By Juby Babu
May 5 (Reuters) – Super Micro Computer forecast fourth-quarter revenue and adjusted profit above Wall Street estimates on Tuesday, banking on robust demand for its artificial intelligence servers, sending its shares up 18% in extended trading.
The projections will likely reassure investors following the U.S. Justice Department in March charging three people linked to the company for helping smuggle billions of dollars of AI chips to China.
Super Micro projected fourth-quarter revenue in the range of $11 billion to $12.5 billion, compared with analysts’ average estimate of $11.07 billion, according to data compiled by LSEG.
The company expects adjusted profit per share in the range of 65 cents to 79 cents, above expectations of 55 cents.
Super Micro has been a primary beneficiary of the AI boom, with its ability to quickly build and ship customized, high-performance servers making it a preferred vendor for data center operators and AI startups.
Demand has been strong for its broader datacenter and cloud software suite, CEO Charles Liang said on a post-earnings call.
The company’s sites in Taiwan, Malaysia and the Netherlands are all “ramping up aggressively”, he added.
The combined AI outlays from Big Tech giants Alphabet, Amazon, Microsoft and Meta Platforms are now projected to top $700 billion this year.
SEEING NO IMPACT
Super Micro’s relationship with vendors including Nvidia, AMD and Intel has not been impacted by the charging.

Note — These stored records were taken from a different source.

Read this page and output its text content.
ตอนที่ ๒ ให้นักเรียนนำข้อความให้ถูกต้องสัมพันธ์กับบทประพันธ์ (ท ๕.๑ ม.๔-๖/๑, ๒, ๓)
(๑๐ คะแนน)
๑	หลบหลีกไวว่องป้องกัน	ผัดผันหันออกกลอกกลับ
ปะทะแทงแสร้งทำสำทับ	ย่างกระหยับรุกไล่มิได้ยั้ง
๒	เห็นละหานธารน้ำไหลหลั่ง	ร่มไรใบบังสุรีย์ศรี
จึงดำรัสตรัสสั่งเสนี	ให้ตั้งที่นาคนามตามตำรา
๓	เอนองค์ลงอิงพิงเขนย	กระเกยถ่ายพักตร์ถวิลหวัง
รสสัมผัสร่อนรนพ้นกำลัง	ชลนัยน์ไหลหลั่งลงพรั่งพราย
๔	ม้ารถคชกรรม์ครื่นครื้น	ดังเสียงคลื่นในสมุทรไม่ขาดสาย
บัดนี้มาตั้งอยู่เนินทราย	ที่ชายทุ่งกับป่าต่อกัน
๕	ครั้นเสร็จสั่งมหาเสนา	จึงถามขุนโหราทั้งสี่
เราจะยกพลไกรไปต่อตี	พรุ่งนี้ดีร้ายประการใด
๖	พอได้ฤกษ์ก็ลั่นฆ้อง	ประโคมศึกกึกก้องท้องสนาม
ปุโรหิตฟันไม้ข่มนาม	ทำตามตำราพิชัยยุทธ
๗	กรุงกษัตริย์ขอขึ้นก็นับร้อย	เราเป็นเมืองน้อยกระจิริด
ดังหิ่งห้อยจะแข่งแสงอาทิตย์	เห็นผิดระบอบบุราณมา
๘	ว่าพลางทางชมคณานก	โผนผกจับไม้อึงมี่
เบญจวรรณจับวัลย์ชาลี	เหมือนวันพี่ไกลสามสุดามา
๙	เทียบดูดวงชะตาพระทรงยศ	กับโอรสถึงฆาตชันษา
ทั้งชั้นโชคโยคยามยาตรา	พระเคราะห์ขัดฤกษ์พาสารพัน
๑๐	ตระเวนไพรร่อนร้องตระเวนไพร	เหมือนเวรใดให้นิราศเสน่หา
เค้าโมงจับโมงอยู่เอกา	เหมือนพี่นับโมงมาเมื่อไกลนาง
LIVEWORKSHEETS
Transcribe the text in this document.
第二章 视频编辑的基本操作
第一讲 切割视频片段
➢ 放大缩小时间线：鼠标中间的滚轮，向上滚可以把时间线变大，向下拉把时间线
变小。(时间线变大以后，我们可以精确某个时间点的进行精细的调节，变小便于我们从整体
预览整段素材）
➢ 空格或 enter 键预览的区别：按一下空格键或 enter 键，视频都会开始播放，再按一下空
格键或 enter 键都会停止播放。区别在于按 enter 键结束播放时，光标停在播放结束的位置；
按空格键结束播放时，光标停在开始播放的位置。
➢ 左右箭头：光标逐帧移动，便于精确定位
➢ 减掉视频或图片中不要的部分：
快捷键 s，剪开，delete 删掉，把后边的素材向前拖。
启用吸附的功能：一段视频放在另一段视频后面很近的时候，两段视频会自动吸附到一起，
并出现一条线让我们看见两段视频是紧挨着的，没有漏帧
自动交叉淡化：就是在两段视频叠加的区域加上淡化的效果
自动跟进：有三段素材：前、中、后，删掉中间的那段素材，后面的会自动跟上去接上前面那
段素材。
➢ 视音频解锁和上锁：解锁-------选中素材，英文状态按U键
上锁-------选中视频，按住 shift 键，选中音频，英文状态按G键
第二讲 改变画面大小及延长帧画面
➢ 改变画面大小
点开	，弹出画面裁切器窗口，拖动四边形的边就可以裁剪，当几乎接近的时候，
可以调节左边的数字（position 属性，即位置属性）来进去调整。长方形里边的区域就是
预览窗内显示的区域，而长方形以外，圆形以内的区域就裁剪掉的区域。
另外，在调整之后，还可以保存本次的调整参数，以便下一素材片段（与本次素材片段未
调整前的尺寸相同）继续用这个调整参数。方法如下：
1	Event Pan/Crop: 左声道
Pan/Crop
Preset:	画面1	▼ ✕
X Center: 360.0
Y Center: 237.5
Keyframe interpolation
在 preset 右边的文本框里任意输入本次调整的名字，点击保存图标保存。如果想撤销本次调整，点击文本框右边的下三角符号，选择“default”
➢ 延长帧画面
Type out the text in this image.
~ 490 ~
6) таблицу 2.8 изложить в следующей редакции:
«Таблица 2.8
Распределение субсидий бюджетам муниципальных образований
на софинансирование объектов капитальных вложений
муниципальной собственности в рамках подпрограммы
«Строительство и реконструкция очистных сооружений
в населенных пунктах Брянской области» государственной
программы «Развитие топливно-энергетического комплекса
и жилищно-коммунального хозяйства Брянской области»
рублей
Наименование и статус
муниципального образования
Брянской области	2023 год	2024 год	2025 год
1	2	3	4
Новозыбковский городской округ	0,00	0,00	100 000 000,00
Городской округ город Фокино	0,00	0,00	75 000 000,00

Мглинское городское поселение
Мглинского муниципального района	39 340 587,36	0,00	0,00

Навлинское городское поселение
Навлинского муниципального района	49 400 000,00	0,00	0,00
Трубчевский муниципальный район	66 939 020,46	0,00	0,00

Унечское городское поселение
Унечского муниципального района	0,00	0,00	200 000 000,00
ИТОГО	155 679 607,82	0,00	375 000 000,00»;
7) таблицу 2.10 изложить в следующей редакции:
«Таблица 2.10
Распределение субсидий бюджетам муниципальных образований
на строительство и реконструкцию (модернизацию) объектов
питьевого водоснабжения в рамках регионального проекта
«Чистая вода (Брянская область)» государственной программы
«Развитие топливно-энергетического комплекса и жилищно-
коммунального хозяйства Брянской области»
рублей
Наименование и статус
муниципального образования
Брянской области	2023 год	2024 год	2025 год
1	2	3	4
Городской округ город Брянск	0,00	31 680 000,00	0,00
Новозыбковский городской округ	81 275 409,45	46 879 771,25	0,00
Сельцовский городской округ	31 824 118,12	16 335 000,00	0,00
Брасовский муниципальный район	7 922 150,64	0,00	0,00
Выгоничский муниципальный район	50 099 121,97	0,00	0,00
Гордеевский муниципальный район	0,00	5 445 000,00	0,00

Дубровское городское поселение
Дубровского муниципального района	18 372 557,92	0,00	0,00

“There has been no change in allocations,” Chief Financial Officer David Weigand said on the earnings call.
No one other than those named in the indictment was involved, he said.
The company has started an independent investigation into the case.
Super Micro posted revenue of $10.24 billion for the third quarter ended March 31, a jump of more than 122% from the same period last year. It, however, missed analysts’ estimates of $12.33 billion.